In the wake of its failed merger plans with Alcatel SA, Lucent Technologies is looking for ways to raise more capital, which will include eliminating 5,000 jobs, according to a report Wednesday in The Financial Times newspaper.
The troubled telecommunication equipment maker is getting ready to launch a plan, possibly as early as this week, to offer buy-outs or early retirement to U.S.-based mid-level managers with an eye towards phasing out 5,000 jobs, the report said, citing "one person close to Lucent." This comes on top of the 10,000 job cuts the company announced last January. Lucent was unable to be reached for immediate comment.
Lucent's Chairman and Chief Executive Officer (CEO) Henry Schacht said in a speech Tuesday at the SuperComm trade show in Atlanta that Lucent had walked away from merger talks with Alcatel because it wouldn't have been an equal partner in the deal. But the lack of a merger with France's Alcatel leaves Lucent scrambling to address its US$1.02 billion first quarter loss. The company in January also announced a plan to cut costs by $2 billion.
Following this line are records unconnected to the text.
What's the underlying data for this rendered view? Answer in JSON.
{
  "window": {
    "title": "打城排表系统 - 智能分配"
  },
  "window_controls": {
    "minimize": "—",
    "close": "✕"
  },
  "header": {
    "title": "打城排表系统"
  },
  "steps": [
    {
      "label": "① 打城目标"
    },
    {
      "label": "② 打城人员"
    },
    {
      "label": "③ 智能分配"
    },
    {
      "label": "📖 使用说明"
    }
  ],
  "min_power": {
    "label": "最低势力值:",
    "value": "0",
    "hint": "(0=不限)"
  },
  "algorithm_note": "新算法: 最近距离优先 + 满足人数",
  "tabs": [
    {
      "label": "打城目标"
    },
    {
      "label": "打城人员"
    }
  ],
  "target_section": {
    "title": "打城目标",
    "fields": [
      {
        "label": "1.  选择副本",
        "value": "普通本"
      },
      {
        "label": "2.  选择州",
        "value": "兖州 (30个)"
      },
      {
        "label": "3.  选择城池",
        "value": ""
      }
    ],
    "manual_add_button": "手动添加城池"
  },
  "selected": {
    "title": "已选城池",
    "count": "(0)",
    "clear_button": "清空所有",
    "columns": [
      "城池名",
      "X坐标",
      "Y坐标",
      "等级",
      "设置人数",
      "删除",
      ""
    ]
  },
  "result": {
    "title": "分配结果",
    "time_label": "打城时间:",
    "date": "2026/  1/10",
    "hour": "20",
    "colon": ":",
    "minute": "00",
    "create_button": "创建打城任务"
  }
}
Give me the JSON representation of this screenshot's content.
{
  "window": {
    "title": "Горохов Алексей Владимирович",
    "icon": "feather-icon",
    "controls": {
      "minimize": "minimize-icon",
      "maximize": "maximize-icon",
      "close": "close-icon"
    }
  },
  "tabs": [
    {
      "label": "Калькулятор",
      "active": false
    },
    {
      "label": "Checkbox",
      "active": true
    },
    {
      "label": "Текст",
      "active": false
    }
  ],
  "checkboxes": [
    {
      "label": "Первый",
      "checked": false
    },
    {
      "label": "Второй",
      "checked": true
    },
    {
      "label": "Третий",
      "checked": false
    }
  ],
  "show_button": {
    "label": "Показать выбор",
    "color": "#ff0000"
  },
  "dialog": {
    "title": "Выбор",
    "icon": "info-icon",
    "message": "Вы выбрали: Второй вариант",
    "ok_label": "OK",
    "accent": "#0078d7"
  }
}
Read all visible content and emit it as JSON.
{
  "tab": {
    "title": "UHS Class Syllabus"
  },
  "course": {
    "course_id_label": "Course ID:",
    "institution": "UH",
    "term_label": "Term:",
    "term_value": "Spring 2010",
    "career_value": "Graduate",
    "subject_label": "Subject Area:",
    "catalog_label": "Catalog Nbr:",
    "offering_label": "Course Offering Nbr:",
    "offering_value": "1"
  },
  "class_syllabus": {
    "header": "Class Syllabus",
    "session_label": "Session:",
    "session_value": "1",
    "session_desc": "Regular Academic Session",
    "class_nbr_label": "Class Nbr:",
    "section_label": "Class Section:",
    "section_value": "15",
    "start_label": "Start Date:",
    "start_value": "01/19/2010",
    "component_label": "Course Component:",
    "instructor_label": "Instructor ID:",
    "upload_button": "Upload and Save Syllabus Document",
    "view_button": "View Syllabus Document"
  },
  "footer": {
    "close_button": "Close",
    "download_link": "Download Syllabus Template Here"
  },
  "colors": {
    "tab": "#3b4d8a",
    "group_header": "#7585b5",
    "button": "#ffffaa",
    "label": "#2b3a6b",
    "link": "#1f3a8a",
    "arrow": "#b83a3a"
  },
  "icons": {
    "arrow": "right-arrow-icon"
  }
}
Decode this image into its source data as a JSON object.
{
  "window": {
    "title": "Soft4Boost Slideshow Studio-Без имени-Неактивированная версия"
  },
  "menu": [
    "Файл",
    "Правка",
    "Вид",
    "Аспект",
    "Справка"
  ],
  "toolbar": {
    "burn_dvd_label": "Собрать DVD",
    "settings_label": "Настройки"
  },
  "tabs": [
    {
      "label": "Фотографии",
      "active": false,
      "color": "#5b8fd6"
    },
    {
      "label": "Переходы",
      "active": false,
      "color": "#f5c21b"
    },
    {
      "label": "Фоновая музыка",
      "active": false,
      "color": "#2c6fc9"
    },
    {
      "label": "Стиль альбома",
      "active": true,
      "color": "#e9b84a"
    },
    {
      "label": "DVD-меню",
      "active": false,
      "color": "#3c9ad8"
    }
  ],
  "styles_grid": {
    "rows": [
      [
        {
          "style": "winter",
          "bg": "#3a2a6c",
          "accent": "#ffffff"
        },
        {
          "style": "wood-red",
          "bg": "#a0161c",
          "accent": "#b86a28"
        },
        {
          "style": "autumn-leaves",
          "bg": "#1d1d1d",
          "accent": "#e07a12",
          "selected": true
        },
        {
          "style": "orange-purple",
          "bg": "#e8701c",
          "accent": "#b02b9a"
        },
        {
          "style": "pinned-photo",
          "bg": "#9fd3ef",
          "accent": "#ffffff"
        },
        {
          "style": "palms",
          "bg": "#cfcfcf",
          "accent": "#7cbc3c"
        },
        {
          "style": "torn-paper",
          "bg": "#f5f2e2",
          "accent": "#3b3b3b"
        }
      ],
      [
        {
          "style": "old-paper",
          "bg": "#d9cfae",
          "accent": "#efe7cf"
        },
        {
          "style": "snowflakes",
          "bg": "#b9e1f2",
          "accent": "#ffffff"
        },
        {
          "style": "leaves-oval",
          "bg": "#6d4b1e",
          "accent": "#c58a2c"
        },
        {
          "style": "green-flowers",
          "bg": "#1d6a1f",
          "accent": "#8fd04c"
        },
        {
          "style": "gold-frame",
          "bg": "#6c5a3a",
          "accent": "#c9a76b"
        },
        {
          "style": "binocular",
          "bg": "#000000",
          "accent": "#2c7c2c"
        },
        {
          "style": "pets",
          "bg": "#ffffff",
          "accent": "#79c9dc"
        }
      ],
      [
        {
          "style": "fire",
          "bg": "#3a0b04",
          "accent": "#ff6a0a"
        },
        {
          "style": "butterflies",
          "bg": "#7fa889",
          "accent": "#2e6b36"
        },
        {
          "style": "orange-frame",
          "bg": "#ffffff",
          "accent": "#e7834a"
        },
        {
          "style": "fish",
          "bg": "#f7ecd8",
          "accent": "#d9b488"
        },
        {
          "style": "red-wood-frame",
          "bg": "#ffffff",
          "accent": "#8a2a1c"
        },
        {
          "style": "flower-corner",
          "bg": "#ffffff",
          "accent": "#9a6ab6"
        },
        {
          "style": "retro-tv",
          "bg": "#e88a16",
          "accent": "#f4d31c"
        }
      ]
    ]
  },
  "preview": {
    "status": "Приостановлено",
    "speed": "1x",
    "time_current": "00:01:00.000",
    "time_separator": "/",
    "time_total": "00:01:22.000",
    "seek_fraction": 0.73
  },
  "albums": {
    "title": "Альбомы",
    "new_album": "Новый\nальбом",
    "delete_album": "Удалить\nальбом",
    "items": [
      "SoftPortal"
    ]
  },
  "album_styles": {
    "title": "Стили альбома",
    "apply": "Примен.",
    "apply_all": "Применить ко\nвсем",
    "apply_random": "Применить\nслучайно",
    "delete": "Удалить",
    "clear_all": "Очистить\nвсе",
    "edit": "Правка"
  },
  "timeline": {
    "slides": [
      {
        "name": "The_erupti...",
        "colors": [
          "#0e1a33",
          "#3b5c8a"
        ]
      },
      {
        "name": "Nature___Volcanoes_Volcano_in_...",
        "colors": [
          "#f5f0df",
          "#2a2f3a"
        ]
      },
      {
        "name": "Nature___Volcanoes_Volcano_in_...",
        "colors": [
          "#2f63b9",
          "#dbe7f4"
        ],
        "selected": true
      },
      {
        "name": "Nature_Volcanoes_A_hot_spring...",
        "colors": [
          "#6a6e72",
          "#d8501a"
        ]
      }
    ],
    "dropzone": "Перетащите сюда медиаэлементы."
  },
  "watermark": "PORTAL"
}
"Walking away was a sign of strength and... a sign of unmistakable confidence in our turnaround plan," Schacht said. He said the company's central strategy is to focus on sales of telecommunication equipment to major service providers.
Schacht also pointed to the company's planned sale of its fiber-optic division, which he said is moving forward. "We have multiple bidders and are going into the final round of negotiations," he said. He declined to offer further details or to predict a date for the sale.
Though Lucent's CEO did not make any mention of further lay-offs, he did promise to unveil more of its regeneration plans "in the next few days."